Mollie teaches online classes on Movement for Modern Life. Classes range from two to 90 minutes long, so you’re bound to find one to squeeze into your day. Alternatively, you could try an app like Find What Feels Good by Yoga with Adriene, which gives you access to hundreds of videos.

A helping hand

You only need a mat to get started, but yoga props will help you take your practice to the next level. Blocks, straps and resistance bands are great if you’re less flexible. ‘If you can’t touch your toes, stand up two yoga bricks and reach down to them instead,’ Mollie suggests. ‘For a longer reach when you are lying down, wrap a band or strap around your foot and hold that instead of struggling to reach your leg.’

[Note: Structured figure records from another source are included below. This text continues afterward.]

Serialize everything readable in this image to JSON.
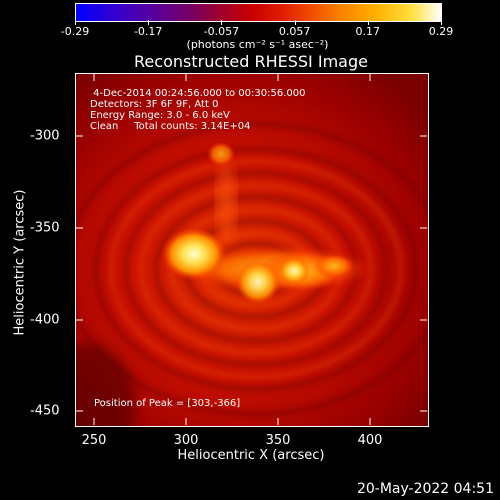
{
  "colorbar": {
    "ticks": [
      "-0.29",
      "-0.17",
      "-0.057",
      "0.057",
      "0.17",
      "0.29"
    ],
    "units": "(photons cm⁻² s⁻¹ asec⁻²)"
  },
  "title": "Reconstructed RHESSI Image",
  "info": {
    "time": " 4-Dec-2014 00:24:56.000 to 00:30:56.000",
    "detectors": "Detectors: 3F 6F 9F, Att 0",
    "energy": "Energy Range: 3.0 - 6.0 keV",
    "clean": "Clean     Total counts: 3.14E+04"
  },
  "peak": "Position of Peak = [303,-366]",
  "xaxis": {
    "label": "Heliocentric X (arcsec)",
    "ticks": [
      "250",
      "300",
      "350",
      "400"
    ]
  },
  "yaxis": {
    "label": "Heliocentric Y (arcsec)",
    "ticks": [
      "-300",
      "-350",
      "-400",
      "-450"
    ]
  },
  "timestamp": "20-May-2022 04:51"
}
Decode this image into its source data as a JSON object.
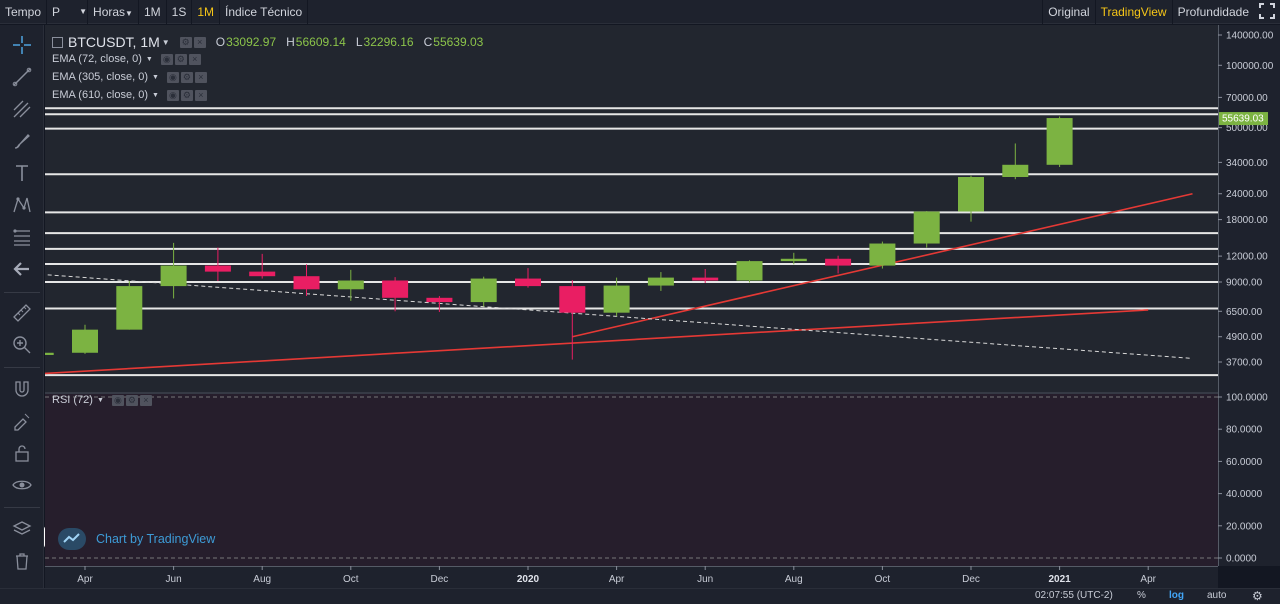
{
  "toolbar": {
    "time_label": "Tempo",
    "interval_value": "P",
    "hours_label": "Horas",
    "intervals": [
      "1M",
      "1S",
      "1M"
    ],
    "indicator_label": "Índice Técnico",
    "views": [
      "Original",
      "TradingView",
      "Profundidade"
    ],
    "active_view": "TradingView",
    "fullscreen_icon": "expand-icon"
  },
  "legend": {
    "symbol": "BTCUSDT, 1M",
    "open_label": "O",
    "open": "33092.97",
    "high_label": "H",
    "high": "56609.14",
    "low_label": "L",
    "low": "32296.16",
    "close_label": "C",
    "close": "55639.03",
    "ema": [
      "EMA (72, close, 0)",
      "EMA (305, close, 0)",
      "EMA (610, close, 0)"
    ],
    "rsi": "RSI (72)"
  },
  "watermark": "Chart by TradingView",
  "status": {
    "time": "02:07:55 (UTC-2)",
    "percent": "%",
    "log": "log",
    "auto": "auto"
  },
  "colors": {
    "up": "#7cb342",
    "down": "#e91e63",
    "trendline": "#e53935",
    "active": "#f5c518",
    "log_active": "#42a5f5"
  },
  "chart_data": {
    "type": "candlestick",
    "scale": "log",
    "price_axis_labels": [
      "140000.00",
      "100000.00",
      "70000.00",
      "50000.00",
      "34000.00",
      "24000.00",
      "18000.00",
      "12000.00",
      "9000.00",
      "6500.00",
      "4900.00",
      "3700.00"
    ],
    "last_price_label": "55639.03",
    "time_axis_labels": [
      "Apr",
      "Jun",
      "Aug",
      "Oct",
      "Dec",
      "2020",
      "Apr",
      "Jun",
      "Aug",
      "Oct",
      "Dec",
      "2021",
      "Apr"
    ],
    "rsi_axis_labels": [
      "100.0000",
      "80.0000",
      "60.0000",
      "40.0000",
      "20.0000",
      "0.0000"
    ],
    "candles": [
      {
        "t": "2019-03",
        "o": 4000,
        "h": 4200,
        "l": 3950,
        "c": 4100
      },
      {
        "t": "2019-04",
        "o": 4100,
        "h": 5600,
        "l": 4050,
        "c": 5300
      },
      {
        "t": "2019-05",
        "o": 5300,
        "h": 9100,
        "l": 5300,
        "c": 8600
      },
      {
        "t": "2019-06",
        "o": 8600,
        "h": 13900,
        "l": 7500,
        "c": 10800
      },
      {
        "t": "2019-07",
        "o": 10800,
        "h": 13200,
        "l": 9100,
        "c": 10100
      },
      {
        "t": "2019-08",
        "o": 10100,
        "h": 12300,
        "l": 9350,
        "c": 9600
      },
      {
        "t": "2019-09",
        "o": 9600,
        "h": 10950,
        "l": 7700,
        "c": 8300
      },
      {
        "t": "2019-10",
        "o": 8300,
        "h": 10300,
        "l": 7300,
        "c": 9150
      },
      {
        "t": "2019-11",
        "o": 9150,
        "h": 9500,
        "l": 6500,
        "c": 7550
      },
      {
        "t": "2019-12",
        "o": 7550,
        "h": 7700,
        "l": 6450,
        "c": 7200
      },
      {
        "t": "2020-01",
        "o": 7200,
        "h": 9550,
        "l": 6850,
        "c": 9350
      },
      {
        "t": "2020-02",
        "o": 9350,
        "h": 10500,
        "l": 8450,
        "c": 8600
      },
      {
        "t": "2020-03",
        "o": 8600,
        "h": 9200,
        "l": 3800,
        "c": 6400
      },
      {
        "t": "2020-04",
        "o": 6400,
        "h": 9450,
        "l": 6150,
        "c": 8650
      },
      {
        "t": "2020-05",
        "o": 8650,
        "h": 10050,
        "l": 8150,
        "c": 9450
      },
      {
        "t": "2020-06",
        "o": 9450,
        "h": 10400,
        "l": 8900,
        "c": 9150
      },
      {
        "t": "2020-07",
        "o": 9150,
        "h": 11450,
        "l": 8950,
        "c": 11350
      },
      {
        "t": "2020-08",
        "o": 11350,
        "h": 12450,
        "l": 10950,
        "c": 11650
      },
      {
        "t": "2020-09",
        "o": 11650,
        "h": 12050,
        "l": 9900,
        "c": 10800
      },
      {
        "t": "2020-10",
        "o": 10800,
        "h": 14100,
        "l": 10450,
        "c": 13800
      },
      {
        "t": "2020-11",
        "o": 13800,
        "h": 19800,
        "l": 13200,
        "c": 19700
      },
      {
        "t": "2020-12",
        "o": 19700,
        "h": 29300,
        "l": 17600,
        "c": 28900
      },
      {
        "t": "2021-01",
        "o": 28900,
        "h": 41950,
        "l": 28200,
        "c": 33100
      },
      {
        "t": "2021-02",
        "o": 33093,
        "h": 56609,
        "l": 32296,
        "c": 55639
      }
    ],
    "horizontal_levels": [
      62000,
      58000,
      49500,
      29800,
      19500,
      15500,
      13000,
      11000,
      9000,
      6700,
      3200
    ],
    "trendlines": [
      {
        "from": [
          "2019-03",
          3250
        ],
        "to": [
          "2021-04",
          6600
        ],
        "style": "solid"
      },
      {
        "from": [
          "2020-03",
          4900
        ],
        "to": [
          "2021-05",
          24000
        ],
        "style": "solid"
      },
      {
        "from": [
          "2019-03",
          9800
        ],
        "to": [
          "2021-05",
          3850
        ],
        "style": "dashed"
      }
    ]
  }
}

Blocks, straps and bands also provide support. ‘Some people find sitting cross legged uncomfortable, so a block under each knee puts less pressure on the knees and hips,’ says Mollie. ‘In restorative yoga poses, straps help hold the legs in position so the muscles can relax. They can also help with bone alignment.’

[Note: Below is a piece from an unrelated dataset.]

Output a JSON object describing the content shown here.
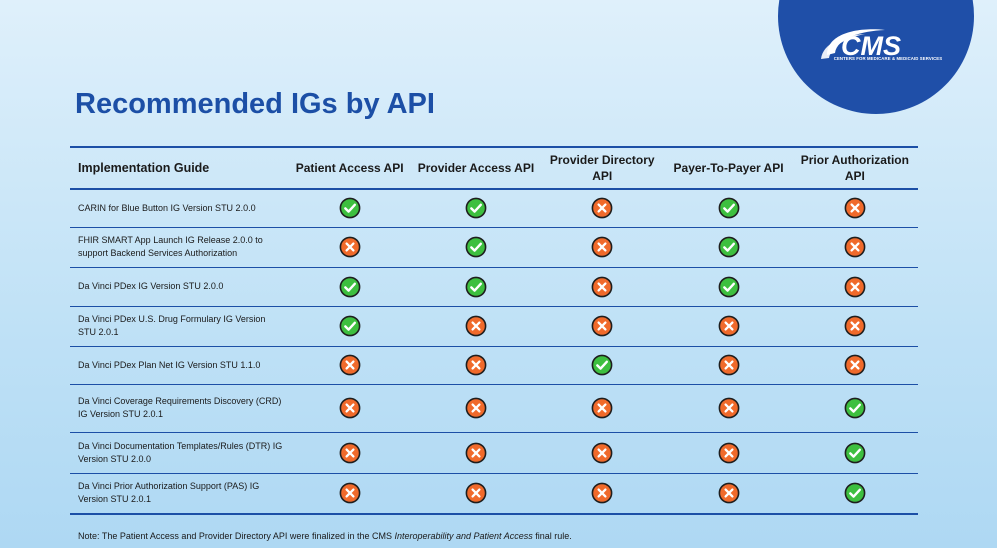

You can also use a blanket for extra support and cushioning. ‘You can fold it under your knees for hands and knees poses, sit on it during seated poses and use it to cover up during relaxation,’ says Mollie. A yoga wheel will ease you into your first backbends and inversions by providing extra back support while improving hip flexor mobility and relieving tension in the back, chest and spine.

On the go

Going on holiday needn’t mean letting your new hobby slide. With a decent internet connection, you can use an app or online platform to do a full class wherever you are in the world. Save space in your suitcase by using a yoga towel as a non-slip travel mat, or packing a pair of non-slip yoga socks so you can practise without a mat. If you’re travelling by car, bus or train, simply pop your mat in a mat bag or carrier, or use a carry strap.

If you’re feeling adventurous, you could even try a local class. ‘If you are familiar with yoga poses, you can follow a class in a different language,’ Mollie says. ‘I’ve had great experiences in classes I only partially understood, because it challenges other ways of learning and observing.’

We recommend you consult your doctor before beginning a new exercise program.